The Catholic Church had a similar view. Its insistence that life began at the moment of conception, however, only became fixed when the doctrine of the Immaculate Conception was introduced, around the same time. Prior to that, thinkers such as Augustine and Aquinas believed the embryo's sentience was a governing determinant of its being human.

The 1861 Act protected the rising professional classes from tradespeople who might work to similar ends. It didn't stop abortion, but merely drove it underground so respectable Victorians didn't have to face reality. If the 1983 Amendment were rolled back in favour of the 1861 Act, women would be directly liable for having abortions, and could be prosecuted as criminals. Without a statute of limitations, a ludicrous scenario could emerge whereby over 100,000 women would have to come before the Irish courts and, if found guilty, would be exposed to a sentence of ". . . penal servitude for life", as Article 58 of the Act insists.

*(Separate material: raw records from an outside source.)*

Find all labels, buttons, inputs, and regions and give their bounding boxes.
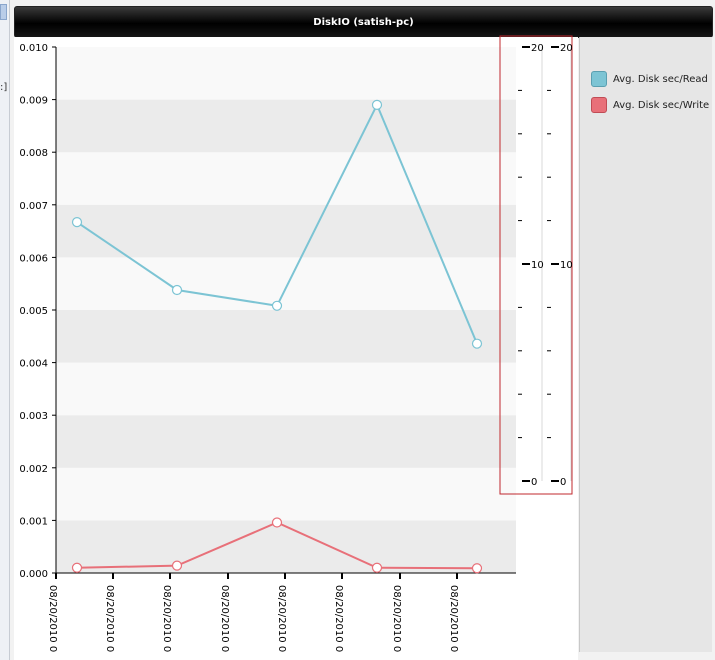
data-point-write — [71, 562, 83, 573]
grid-band — [56, 47, 516, 100]
secondary-axis-tick-label: 10 — [531, 260, 544, 271]
grid-band — [56, 520, 516, 573]
chart-title: DiskIO (satish-pc) — [313, 16, 414, 28]
secondary-axes-highlight-box — [499, 35, 573, 495]
secondary-axis-tick-label: 20 — [531, 43, 544, 54]
grid-band — [56, 257, 516, 310]
data-point-read — [171, 284, 183, 296]
y-axis-tick-label: 0.010 — [19, 43, 48, 54]
grid-band — [56, 467, 516, 521]
legend-item-read[interactable]: Avg. Disk sec/Read ( — [591, 71, 712, 87]
grid-band — [56, 152, 516, 205]
y-axis-tick-label: 0.006 — [19, 253, 48, 264]
y-axis-tick-label: 0.009 — [19, 96, 48, 107]
x-axis-tick-label: 08/20/2010 0 — [161, 585, 172, 652]
legend-label-write: Avg. Disk sec/Write ( — [613, 99, 712, 111]
secondary-axis-tick-label: 10 — [560, 260, 573, 271]
grid-band — [56, 310, 516, 363]
x-axis-tick-label: 08/20/2010 0 — [333, 585, 344, 652]
y-axis-tick-label: 0.007 — [19, 201, 48, 212]
grid-band — [56, 99, 516, 153]
grid-band — [56, 362, 516, 416]
y-axis-tick-label: 0.000 — [19, 569, 48, 580]
data-point-write — [271, 517, 283, 528]
data-point-write — [171, 560, 183, 571]
x-axis-tick-label: 08/20/2010 0 — [219, 585, 230, 652]
legend-swatch-write — [591, 97, 607, 113]
x-axis-tick-label: 08/20/2010 0 — [276, 585, 287, 652]
y-axis-tick-label: 0.008 — [19, 148, 48, 159]
secondary-axis-tick-label: 20 — [560, 43, 573, 54]
legend-label-read: Avg. Disk sec/Read ( — [613, 73, 712, 85]
y-axis-tick-label: 0.001 — [19, 516, 48, 527]
x-axis-tick-label: 08/20/2010 0 — [448, 585, 459, 652]
x-axis-tick-label: 08/20/2010 0 — [47, 585, 58, 652]
left-panel-edge: :] — [0, 0, 10, 660]
x-axis-tick-label: 08/20/2010 0 — [104, 585, 115, 652]
left-panel-tab[interactable] — [0, 4, 7, 20]
y-axis-tick-label: 0.002 — [19, 464, 48, 475]
data-point-write — [371, 562, 383, 573]
left-panel-glyph: :] — [0, 82, 8, 93]
legend-item-write[interactable]: Avg. Disk sec/Write ( — [591, 97, 712, 113]
secondary-axis-tick-label: 0 — [560, 477, 566, 488]
data-point-read — [371, 99, 383, 110]
legend-panel: Avg. Disk sec/Read ( Avg. Disk sec/Write… — [579, 37, 712, 652]
grid-band — [56, 204, 516, 258]
data-point-write — [471, 563, 483, 574]
legend-swatch-read — [591, 71, 607, 87]
data-point-read — [71, 217, 83, 228]
secondary-axis-tick-label: 0 — [531, 477, 537, 488]
y-axis-tick-label: 0.003 — [19, 411, 48, 422]
grid-band — [56, 415, 516, 468]
data-point-read — [271, 300, 283, 311]
y-axis-tick-label: 0.005 — [19, 306, 48, 317]
x-axis-tick-label: 08/20/2010 0 — [391, 585, 402, 652]
data-point-read — [471, 338, 483, 349]
y-axis-tick-label: 0.004 — [19, 359, 48, 370]
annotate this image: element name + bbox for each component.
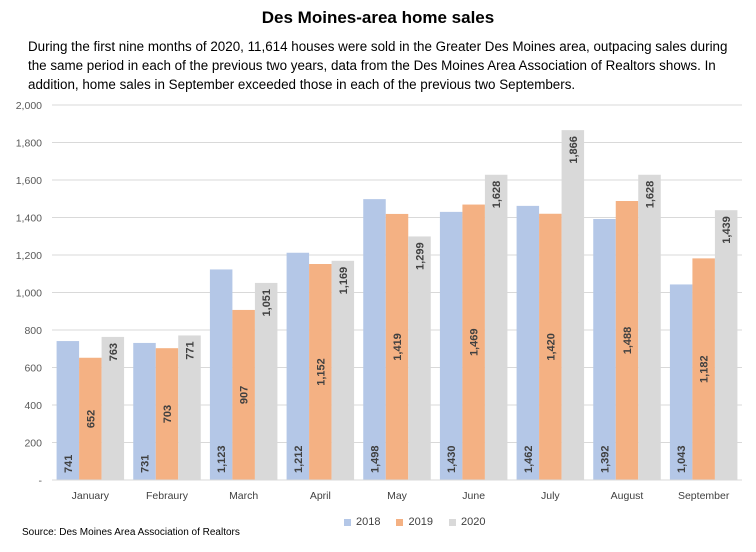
legend-label: 2020 [460,516,486,528]
legend-item-2019: 2019 [396,516,433,528]
bar-2020-june [484,174,508,480]
x-tick-label: July [541,490,560,502]
y-tick-label: 1,400 [16,213,42,225]
bar-2018-june [439,211,463,480]
y-tick-label: 600 [24,363,42,375]
data-label: 907 [239,386,251,404]
legend-item-2020: 2020 [448,516,486,528]
bar-2018-febraury [133,342,156,480]
bar-2019-june [462,204,485,480]
bar-2019-august [615,201,639,480]
bar-2020-march [254,282,278,480]
data-label: 1,430 [446,445,458,473]
bar-2020-august [638,174,661,480]
bar-2020-september [714,210,738,480]
x-axis-tick-labels: January Febraury March April May June July Augu… [72,490,730,502]
bar-2020-january [101,336,125,480]
data-label: 1,628 [491,181,503,209]
legend-swatch [344,518,351,526]
bar-2019-april [309,264,332,480]
bar-2018-april [286,252,310,480]
data-label: 1,498 [370,445,382,473]
data-label: 1,169 [338,267,350,295]
x-tick-label: March [229,490,258,502]
data-label: 1,152 [315,358,327,386]
bar-2019-january [79,357,102,480]
data-label: 771 [185,341,197,359]
bar-2019-september [692,258,715,480]
x-tick-label: Febraury [146,490,189,502]
data-label: 731 [140,455,152,473]
data-label: 1,488 [622,327,634,355]
data-label: 741 [63,455,75,473]
y-tick-label: 1,600 [16,175,42,187]
data-label: 1,469 [469,329,481,357]
y-tick-label: - [39,475,43,487]
y-tick-label: 2,000 [16,100,42,112]
legend: 2018 2019 2020 [344,516,485,528]
y-tick-label: 1,200 [16,250,42,262]
x-tick-label: June [462,490,485,502]
data-label: 703 [162,405,174,423]
data-label: 1,420 [545,333,557,361]
data-label: 1,043 [676,445,688,473]
bar-2018-august [593,219,616,480]
y-axis-tick-labels: - 200 400 600 800 1,000 1,200 1,400 1,600 1,800 2,… [16,100,43,487]
x-tick-label: September [678,490,730,502]
bar-2019-may [385,213,409,480]
data-label: 1,392 [600,445,612,473]
legend-swatch [448,518,456,526]
legend-item-2018: 2018 [344,516,380,528]
data-label: 1,182 [699,355,711,383]
x-tick-label: April [310,490,331,502]
bar-2020-april [331,260,355,480]
legend-swatch [396,518,404,526]
bar-2020-july [561,130,585,480]
bar-2020-may [408,236,431,480]
data-label: 1,051 [261,289,273,317]
data-label: 652 [85,410,97,428]
y-tick-label: 1,800 [16,138,42,150]
legend-label: 2018 [356,516,381,528]
bar-2019-july [539,213,562,480]
chart-title: Des Moines-area home sales [261,8,495,27]
bar-2018-january [56,341,80,480]
x-tick-label: January [72,490,110,502]
bars: 741 652 763 731 703 771 1,123 907 1,051 1,212 1,15… [56,130,738,480]
chart-subtitle: During the first nine months of 2020, 11… [28,39,728,92]
bar-2019-febraury [155,348,179,480]
data-label: 1,123 [216,445,228,473]
data-label: 1,628 [645,181,657,209]
y-tick-label: 200 [24,438,42,450]
y-tick-label: 800 [24,325,42,337]
source-note: Source: Des Moines Area Association of R… [22,527,240,538]
data-label: 1,439 [721,216,733,244]
data-label: 1,212 [293,445,305,473]
bar-2018-march [209,269,233,480]
bar-2018-september [669,284,693,480]
bar-2020-febraury [178,335,201,480]
bar-2018-july [516,205,540,480]
data-label: 1,866 [568,136,580,164]
bar-2019-march [232,309,255,480]
y-tick-label: 1,000 [16,288,42,300]
x-tick-label: August [611,490,644,502]
data-label: 763 [108,343,120,361]
y-tick-label: 400 [24,400,42,412]
bar-2018-may [363,199,386,480]
data-label: 1,462 [523,445,535,473]
data-label: 1,419 [392,333,404,361]
x-tick-label: May [387,490,408,502]
legend-label: 2019 [408,516,433,528]
data-label: 1,299 [415,242,427,270]
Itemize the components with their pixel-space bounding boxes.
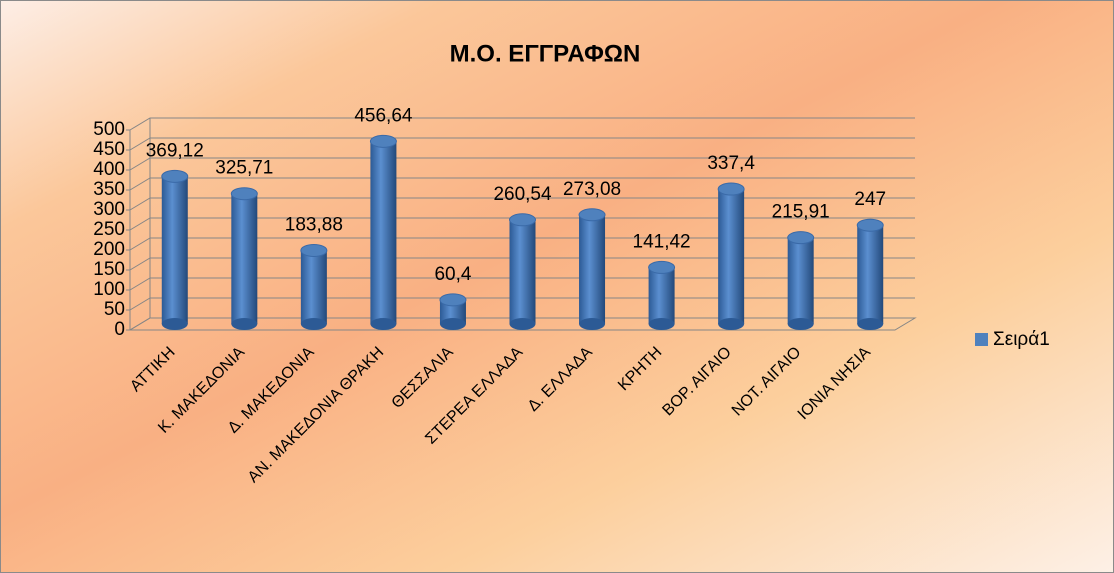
- bar: [369, 134, 397, 330]
- bar: [856, 218, 884, 330]
- data-label: 215,91: [772, 202, 830, 223]
- bar: [787, 231, 815, 330]
- y-tick-label: 200: [93, 239, 125, 260]
- data-label: 260,54: [493, 184, 552, 205]
- bar-body: [509, 219, 536, 324]
- bar-base: [300, 318, 327, 330]
- bar-base: [579, 318, 606, 330]
- bar-body: [300, 250, 327, 324]
- bar: [717, 182, 745, 330]
- bar-top: [439, 293, 467, 307]
- bar-body: [231, 193, 258, 324]
- bar-body: [161, 176, 188, 324]
- data-label: 60,4: [434, 264, 471, 285]
- bar: [578, 208, 606, 330]
- bar-body: [857, 225, 884, 324]
- bar-top: [578, 208, 606, 222]
- legend-swatch: [975, 333, 988, 346]
- bar-top: [717, 182, 745, 196]
- y-tick-label: 0: [114, 319, 125, 340]
- data-label: 325,71: [215, 158, 273, 179]
- y-tick-label: 250: [93, 219, 125, 240]
- bar-body: [579, 214, 606, 324]
- data-label: 141,42: [633, 231, 691, 252]
- bar-top: [856, 218, 884, 232]
- bar-top: [300, 243, 328, 257]
- bar-body: [648, 267, 675, 324]
- bar: [300, 243, 328, 330]
- bar-base: [509, 318, 536, 330]
- bar: [509, 213, 536, 330]
- bar: [439, 293, 467, 330]
- data-label: 183,88: [285, 214, 343, 235]
- chart-title: Μ.Ο. ΕΓΓΡΑΦΩΝ: [450, 40, 641, 67]
- y-tick-label: 300: [93, 199, 125, 220]
- bar-body: [370, 141, 397, 324]
- data-label: 337,4: [707, 153, 755, 174]
- bar: [648, 260, 676, 330]
- y-tick-label: 150: [93, 259, 125, 280]
- legend-label: Σειρά1: [993, 329, 1050, 350]
- bar-base: [648, 318, 675, 330]
- bar-top: [787, 231, 815, 245]
- y-tick-label: 500: [93, 119, 125, 140]
- bar-base: [231, 318, 258, 330]
- bar: [230, 187, 258, 330]
- y-tick-label: 400: [93, 159, 125, 180]
- data-label: 456,64: [354, 105, 413, 126]
- bar-top: [230, 187, 258, 201]
- bar-base: [161, 318, 188, 330]
- bar-body: [787, 237, 814, 324]
- bar-top: [161, 169, 189, 183]
- bar-base: [857, 318, 884, 330]
- bar-body: [718, 189, 745, 324]
- y-tick-label: 100: [93, 279, 125, 300]
- bar-top: [369, 134, 397, 148]
- bar: [161, 169, 189, 330]
- data-label: 247: [854, 189, 886, 210]
- bar-base: [439, 318, 466, 330]
- data-label: 369,12: [146, 140, 204, 161]
- bar-top: [648, 260, 676, 274]
- bar-base: [787, 318, 814, 330]
- y-tick-label: 50: [104, 299, 125, 320]
- y-tick-label: 350: [93, 179, 125, 200]
- bar-base: [370, 318, 397, 330]
- data-label: 273,08: [563, 179, 621, 200]
- bar-top: [509, 213, 536, 227]
- bar-base: [718, 318, 745, 330]
- y-tick-label: 450: [93, 139, 125, 160]
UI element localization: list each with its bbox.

Depending on how the Act was interpreted, anyone who helped them could be liable for criminal prosecution too. A further 100,000 men, perhaps, along with friends, relatives, and the professionals involved?

The lobby to revert to 1861 is a desperate attempt to throw sand in our eyes in the name of "respectability". But the most alarming feature of it is the Taoiseach's attitude. If you threaten suicide, your loved ones will take you seriously. But if you are pregnant, the Taoiseach wants to call your bluff.